Population Pharmacokinetics of an Extended-Release Formulation of Exenatide Following Single- and Multiple-Dose Administration.
AAPS J · 2017
Last updated 2026-05-28A study analyzed how the body processes an extended-release version of the diabetes drug exenatide after single doses of 2.5, 5, 7, or 10 milligrams and after weekly doses of 0.8 or 2 milligrams for 15 weeks. The drug’s levels in the body were tracked in 64 patients, and researchers found it takes about 8 to 10 weeks to reach steady levels and about 10 weeks for the drug to leave the body after stopping treatment.
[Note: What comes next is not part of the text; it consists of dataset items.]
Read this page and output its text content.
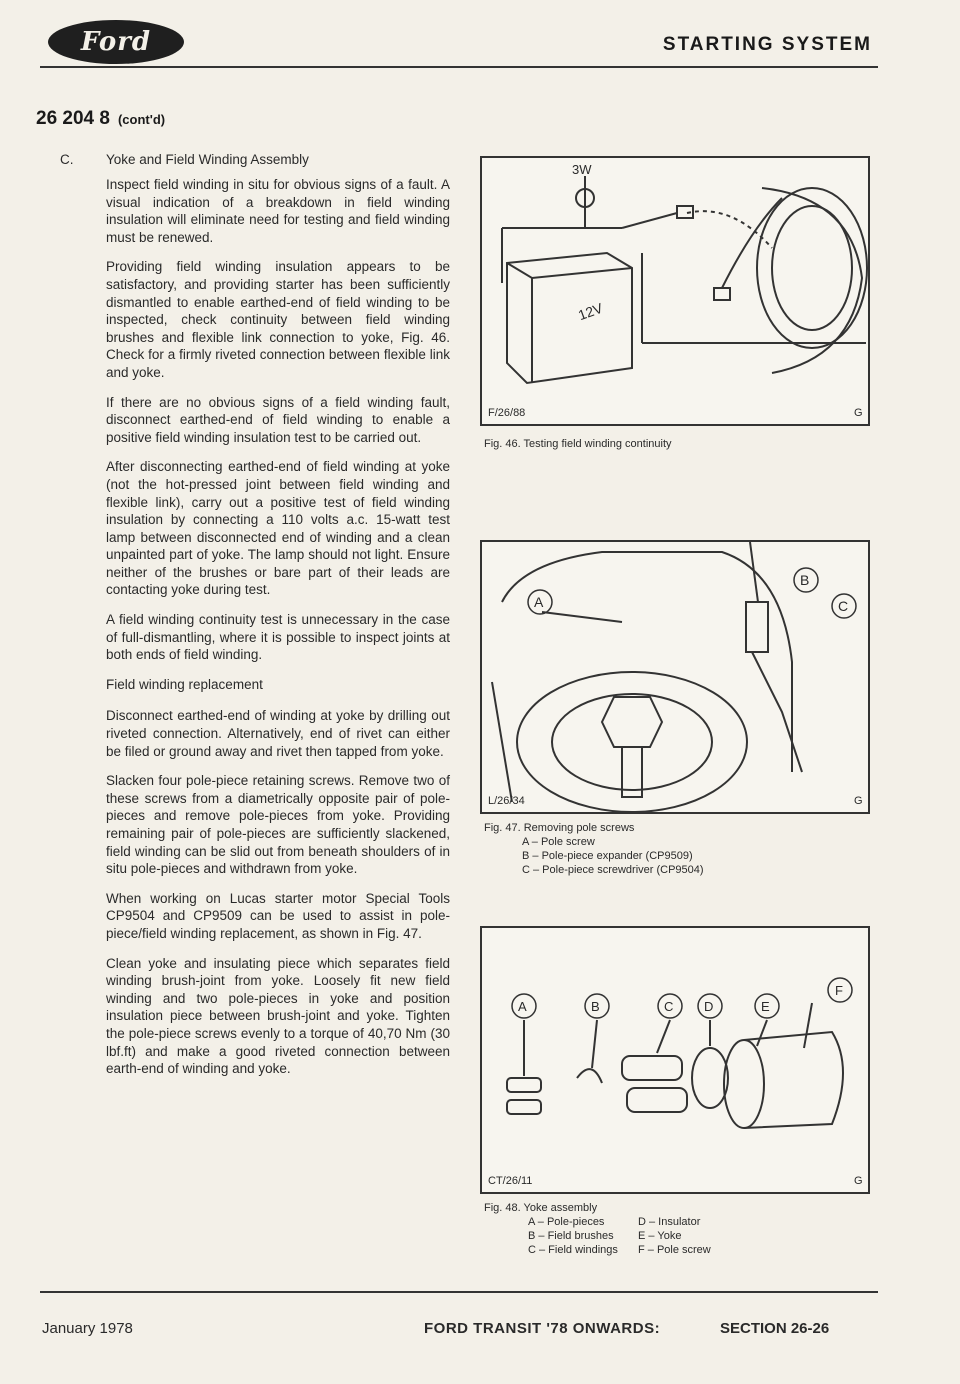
Ford	STARTING SYSTEM
26 204 8 (cont'd)
C.	Yoke and Field Winding Assembly

Inspect field winding in situ for obvious signs of a fault. A visual indication of a breakdown in field winding insulation will eliminate need for testing and field winding must be renewed.

Providing field winding insulation appears to be satisfactory, and providing starter has been sufficiently dismantled to enable earthed-end of field winding to be inspected, check continuity between field winding brushes and flexible link connection to yoke, Fig. 46. Check for a firmly riveted connection between flexible link and yoke.

If there are no obvious signs of a field winding fault, disconnect earthed-end of field winding to enable a positive field winding insulation test to be carried out.

After disconnecting earthed-end of field winding at yoke (not the hot-pressed joint between field winding and flexible link), carry out a positive test of field winding insulation by connecting a 110 volts a.c. 15-watt test lamp between disconnected end of winding and a clean unpainted part of yoke. The lamp should not light. Ensure neither of the brushes or bare part of their leads are contacting yoke during test.

A field winding continuity test is unnecessary in the case of full-dismantling, where it is possible to inspect joints at both ends of field winding.

Field winding replacement

Disconnect earthed-end of winding at yoke by drilling out riveted connection. Alternatively, end of rivet can either be filed or ground away and rivet then tapped from yoke.

Slacken four pole-piece retaining screws. Remove two of these screws from a diametrically opposite pair of pole-pieces and remove pole-pieces from yoke. Providing remaining pair of pole-pieces are sufficiently slackened, field winding can be slid out from beneath shoulders of in situ pole-pieces and withdrawn from yoke.

When working on Lucas starter motor Special Tools CP9504 and CP9509 can be used to assist in pole-piece/field winding replacement, as shown in Fig. 47.

Clean yoke and insulating piece which separates field winding brush-joint from yoke. Loosely fit new field winding and two pole-pieces in yoke and position insulation piece between brush-joint and yoke. Tighten the pole-piece screws evenly to a torque of 40,70 Nm (30 lbf.ft) and make a good riveted connection between earth-end of winding and yoke.

3W
12V
F/26/88	G
Fig. 46. Testing field winding continuity
A
B
C
L/26/34	G
Fig. 47. Removing pole screws
A – Pole screw
B – Pole-piece expander (CP9509)
C – Pole-piece screwdriver (CP9504)
A	B	C D	E
F
CT/26/11	G
Fig. 48. Yoke assembly
A – Pole-pieces	D – Insulator
B – Field brushes	E – Yoke
C – Field windings	F – Pole screw
January 1978	FORD TRANSIT '78 ONWARDS:	SECTION 26-26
AI summary of the abstract below.
| Journal | AAPS J, 2017 |
|---|---|
| Citations | 15 |
| Relative citation ratio | 0.76 |
| NIH percentile | 41 |
| Molecules | exenatide |
| Conditions studied | Type 2 Diabetes |
Abstract
Exenatide is a glucagon-like peptide-1 receptor agonist with both immediate- and extended-release (ER) formulations that are approved for the treatment of type 2 diabetes mellitus. Long-term exposure from the ER formulation is achieved through slow peptide release from a degradable microsphere formulation. The goal of this analysis was to develop a pharmacokinetic model for the ER formulation following single and once-weekly multiple-dose administration. Pharmacokinetic data were collected from two clinical trials-one that evaluated single-dose administration of 2.5, 5, 7, and 10 mg of ER exenatide and a second that included weekly administration of 0.8 and 2 mg for 15 weeks. A population pharmacokinetic model, describing 1586 exenatide concentrations from 64 patients, was developed in the nonlinear mixed-effects modeling software program NONMEM. Pharmacokinetics of the ER formulation was described by a two-compartment model with linear and nonlinear elimination. The complex absorption profile was quantified using three simultaneous processes: a first-order process characterizing a rapid initial release and two series of transit compartments to describe the second (∼3 weeks postinjection) and third phases of drug release (∼7 weeks postinjection). Estimation of the combined single- and multiple-dose data adequately described the rise to steady-state (∼8-10 weeks) and decline to undetectable concentrations that occurred about 10 weeks after treatment cessation. Thus, a population-based pharmacokinetic model was developed that provides a platform for future pharmacodynamic analyses with the ER formulation of exenatide.